Any enabled BYPASS rule that you put into this folder will get excluded from using your Control D DNS resolver, much like the base rules we're already enforcing. This allows captive portals to load. Once Internet access is established, then Control D can do its thing. The same is true for your AD domains, as these would be handled the same way.

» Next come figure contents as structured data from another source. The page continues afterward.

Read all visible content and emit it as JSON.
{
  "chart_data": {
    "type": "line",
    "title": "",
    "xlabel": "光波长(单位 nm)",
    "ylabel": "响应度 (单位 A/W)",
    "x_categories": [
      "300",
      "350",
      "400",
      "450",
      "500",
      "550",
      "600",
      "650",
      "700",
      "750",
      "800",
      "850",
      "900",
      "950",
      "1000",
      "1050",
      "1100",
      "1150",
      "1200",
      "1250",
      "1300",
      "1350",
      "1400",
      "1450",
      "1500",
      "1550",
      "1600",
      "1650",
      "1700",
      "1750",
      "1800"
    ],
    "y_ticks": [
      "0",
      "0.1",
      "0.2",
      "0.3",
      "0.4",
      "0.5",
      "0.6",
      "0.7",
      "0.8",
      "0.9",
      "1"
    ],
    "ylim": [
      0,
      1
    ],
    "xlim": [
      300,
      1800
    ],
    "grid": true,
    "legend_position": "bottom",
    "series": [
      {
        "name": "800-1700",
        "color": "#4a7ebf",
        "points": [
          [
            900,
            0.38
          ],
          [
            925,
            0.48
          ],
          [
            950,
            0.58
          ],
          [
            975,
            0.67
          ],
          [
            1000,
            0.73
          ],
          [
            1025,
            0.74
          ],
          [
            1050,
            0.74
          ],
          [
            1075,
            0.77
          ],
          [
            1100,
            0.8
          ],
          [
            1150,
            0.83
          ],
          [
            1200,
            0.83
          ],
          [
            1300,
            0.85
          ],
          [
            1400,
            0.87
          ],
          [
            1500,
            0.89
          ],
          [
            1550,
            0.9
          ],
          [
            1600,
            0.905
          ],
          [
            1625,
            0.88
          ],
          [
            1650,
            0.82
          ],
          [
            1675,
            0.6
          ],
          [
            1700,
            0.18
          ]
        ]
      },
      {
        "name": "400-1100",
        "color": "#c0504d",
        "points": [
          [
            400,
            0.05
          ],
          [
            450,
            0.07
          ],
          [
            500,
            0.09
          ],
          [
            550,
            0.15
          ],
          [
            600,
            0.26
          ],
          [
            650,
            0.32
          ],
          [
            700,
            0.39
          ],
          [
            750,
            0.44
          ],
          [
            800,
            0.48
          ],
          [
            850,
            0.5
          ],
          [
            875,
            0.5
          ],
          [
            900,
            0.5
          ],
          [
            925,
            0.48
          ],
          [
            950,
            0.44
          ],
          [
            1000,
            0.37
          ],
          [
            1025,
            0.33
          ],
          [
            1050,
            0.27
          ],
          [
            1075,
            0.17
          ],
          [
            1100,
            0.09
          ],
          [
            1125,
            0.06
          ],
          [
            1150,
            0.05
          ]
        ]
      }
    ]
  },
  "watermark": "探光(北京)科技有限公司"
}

Rules can be exact hostnames (wifi.airline.com), or wildcards (*.airline.com).

🚧

Updates are not instant

If you encounter a captive portal that doesn't work with Control D (let us know!), and you add a bypass using this method, the changes are not instant and requires end-user action, which depends on how Control D was deployed.

GUI app or ctrld daemon

In order for newly added rules to be enforced, you need to restart the app or daemon. Simply go into the GUI app, and disconnect, and then re-connect. If you're using ctrld daemon, then execute the restart command.

Apple DNS Profile

These cannot be updated, as rules are baked in into the profile itself. You will have to re-download and re-install the DNS profile. Sorry about that.

Do Not Log

This magic folder allows you to exclude domains from being logged into Analytics. Create a folder with this exact name in a Profile enforced by relevant Endpoints: Do Not Log. Any custom rule you put into this folder will be acted upon, but will not be logged into Analytics.

This is handy if you see a "spammy" domain polluting your Analytics, or want to mask the activity for that one special domain that you access a lot.